Students with different political and social views, belonging to different organizations or no organization at all, must unite around a common charter of struggle. For those who wish to successfully fight these attacks, to meet and to work out such a charter is the task at hand.
As we begin to return to campus, many friends, colleagues, and the other usual faces at school are not among us. This is the case at universities throughout the city, ranging from the largest to smallest institutions. This is the case not only because of the health and economic crises, but because of the mass layoffs pushed through in 2020 by top school administrators over the pleas of faculty, staff, and students.
Thus, the new school year does not start off with a clean slate. We haven’t forgotten that CUNY Chancellor Félix V. Matos Rodríguez and the CUNY college presidents laid off almost 3,000 employees during the pandemic, mostly adjuncts and part-time staff.

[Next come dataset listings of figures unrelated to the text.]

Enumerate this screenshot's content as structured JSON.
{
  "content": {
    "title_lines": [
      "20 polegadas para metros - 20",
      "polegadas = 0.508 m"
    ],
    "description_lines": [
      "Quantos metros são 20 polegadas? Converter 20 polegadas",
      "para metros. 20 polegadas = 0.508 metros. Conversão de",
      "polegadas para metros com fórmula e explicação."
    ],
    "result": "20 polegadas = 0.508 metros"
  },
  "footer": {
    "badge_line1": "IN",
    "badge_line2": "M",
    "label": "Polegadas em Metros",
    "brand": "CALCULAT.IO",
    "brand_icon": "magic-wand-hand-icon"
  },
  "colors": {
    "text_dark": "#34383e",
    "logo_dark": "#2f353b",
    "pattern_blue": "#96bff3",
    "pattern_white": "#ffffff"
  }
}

We also haven’t forgotten that the New School Board of Trustees Chair Linda E. Rappaport and President Dwight A. McBride, after only six months on the job, dropped the axe on 122 employees.
Op-ed articles, petitions, protests, virtual townhalls, a lawsuit by the faculty union (in the case of CUNY), and the involvement of elected officials (such as the city comptroller, in the case of TNS) did nothing to sway those at the helm of each institution.
The impact of the layoffs on students? Issues with registration, courses, advisement, etc.
Students at Juilliard protesting a $1,970 tuition hike in June had their building access revoked and were subjected to disciplinary investigations.
The demands of the Columbia tuition strike, including a 10 percent tuition reduction, were ignored by the university. The strike began in January and ended in April— but was not even directly acknowledged by the administration.
Towards a United and Expanded Struggle!
In NY, which is essentially a one-party city, where layoffs and cuts are carried out by Democrats, student protests in this period have generated broad sympathy, but no results.
The lesson is clear: united struggle involving large and greater numbers is needed to successfully defend the basic interests of students. Students with different political and social views, belonging to different organizations or no organization at all, must unite around a common charter of struggle. For those who wish to successfully fight these attacks, to meet and to work out such a charter is the task at hand. This will allow us to unite the broadest possible section of students around a common set of demands, directed against a common enemy.